3. A system as claimed in claim 1 or claims 2, further including a computerised server capable of communicating with the learner device, the computerised server including: an operational analytics component including a set of operational limitations against which usage event data may be measured;

a receiving component for receiving time-stamped usage event data from a plurality of learner devices;

an events analytics component for analysing event usage data received from learner devices against the set of operational limitations and assigning a status to each learner for which event usage data was received;

an educator component for receiving operational limitations from an educator device; and a reporting component for reporting time-stamped learner event usage data, together with a status indicator associated with the assigned status of each learner, to the educator device.

A system for monitoring learner activity in an educational infrastructure, the system including a computerised server capable of communicating with a learner device associated with a learner and having a software application resident therein, the computerised server including:

an operational analytics component including a set of operational limitations against which usage event data may be measured;

a receiving component for receiving time-stamped usage event data from a plurality of learner devices;

an events analytics component for analysing event usage data received from learner devices against the set of operational limitations and assigning a status to each learner for which event usage data was received;

an educator component for receiving operational limitations from an educator device; and

a reporting component for reporting time-stamped learner event usage data, together with a status indicator associated with the assigned status of each learner, to the educator device.

A method of monitoring learner activity in an educational infrastructure, the method being conducted at a learner device associated with a learner and having a software application resident therein, the method including the steps of:

identifying, with an events monitoring component of the software application, usage events that occur while the learner interacts with and/or within the software application;

time-stamping, with a time-stamping component of the software application, the identified usage events;

locally storing time-stamped usage events; and

transmitting, with a transmitting component, stored, time-stamped usage events to a computerised server when a communications link with the computerised server becomes available.

A method as claimed in claim 5, wherein the step of identifying the usage events includes identifying one or more of an initial initialisation of the software application, closing or otherwise temporary inactiveness of the software application, subsequent initialisation of the software application, identification and marking of alternative learning material, individual pages or sections of such learning material accessed by a learner from within the device application, general device application error events, accessing by the learner of additionally pushed content from an educator or instructor, and actions that may be deemed irregular within a given set of limitations within which the monitoring component is operating as usage events.

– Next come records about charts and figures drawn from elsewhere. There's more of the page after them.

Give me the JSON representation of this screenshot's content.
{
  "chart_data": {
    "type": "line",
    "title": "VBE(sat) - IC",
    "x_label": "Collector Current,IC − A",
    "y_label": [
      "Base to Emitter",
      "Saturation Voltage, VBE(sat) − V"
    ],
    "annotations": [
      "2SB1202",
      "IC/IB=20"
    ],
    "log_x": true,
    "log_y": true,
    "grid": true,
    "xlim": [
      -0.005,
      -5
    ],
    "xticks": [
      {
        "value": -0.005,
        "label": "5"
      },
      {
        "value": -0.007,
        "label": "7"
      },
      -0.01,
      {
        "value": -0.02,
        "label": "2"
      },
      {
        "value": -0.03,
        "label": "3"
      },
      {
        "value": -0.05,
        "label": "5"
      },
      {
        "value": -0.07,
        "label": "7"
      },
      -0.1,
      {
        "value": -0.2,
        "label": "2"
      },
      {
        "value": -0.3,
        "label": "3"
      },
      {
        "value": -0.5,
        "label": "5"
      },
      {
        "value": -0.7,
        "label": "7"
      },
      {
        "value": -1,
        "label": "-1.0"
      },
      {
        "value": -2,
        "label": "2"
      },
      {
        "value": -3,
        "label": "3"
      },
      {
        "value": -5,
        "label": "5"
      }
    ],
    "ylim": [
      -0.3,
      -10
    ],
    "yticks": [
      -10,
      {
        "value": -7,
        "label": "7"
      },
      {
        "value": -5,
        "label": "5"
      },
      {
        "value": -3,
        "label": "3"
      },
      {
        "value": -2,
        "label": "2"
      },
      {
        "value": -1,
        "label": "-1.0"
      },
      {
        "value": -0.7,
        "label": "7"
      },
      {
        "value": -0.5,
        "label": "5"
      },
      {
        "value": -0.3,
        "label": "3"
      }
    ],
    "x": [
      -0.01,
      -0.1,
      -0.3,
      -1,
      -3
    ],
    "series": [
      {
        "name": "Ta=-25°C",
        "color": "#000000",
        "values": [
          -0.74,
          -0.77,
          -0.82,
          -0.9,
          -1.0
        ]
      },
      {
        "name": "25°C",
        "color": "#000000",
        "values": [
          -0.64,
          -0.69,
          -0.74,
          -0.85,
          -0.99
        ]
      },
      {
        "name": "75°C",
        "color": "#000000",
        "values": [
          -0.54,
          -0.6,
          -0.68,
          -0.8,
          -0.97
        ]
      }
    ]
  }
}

A method of monitoring learner activity in an educational infrastructure, the method being conducted at a computerised server capable of communicating with a learner device associated with a learner and having a software application resident therein, the method including the steps of:

receiving from a plurality of learner devices, each uniquely associated with a learner, time-stamped usage event data relating to the learners' interaction with a learner device software application;

analysing, with an operational analytics component of the software application, the time-stamped usage event data taking into consideration a set of operational limitations;

assigning statuses to each learner for which event usage data was received and analysed based on a set of operational limitations against which the received usage event data was compared; and

transmitting, with a reporting component, time-stamped learner event usage data, together with a status indicator associated with the assigned status of each learner, to one or more educator devices.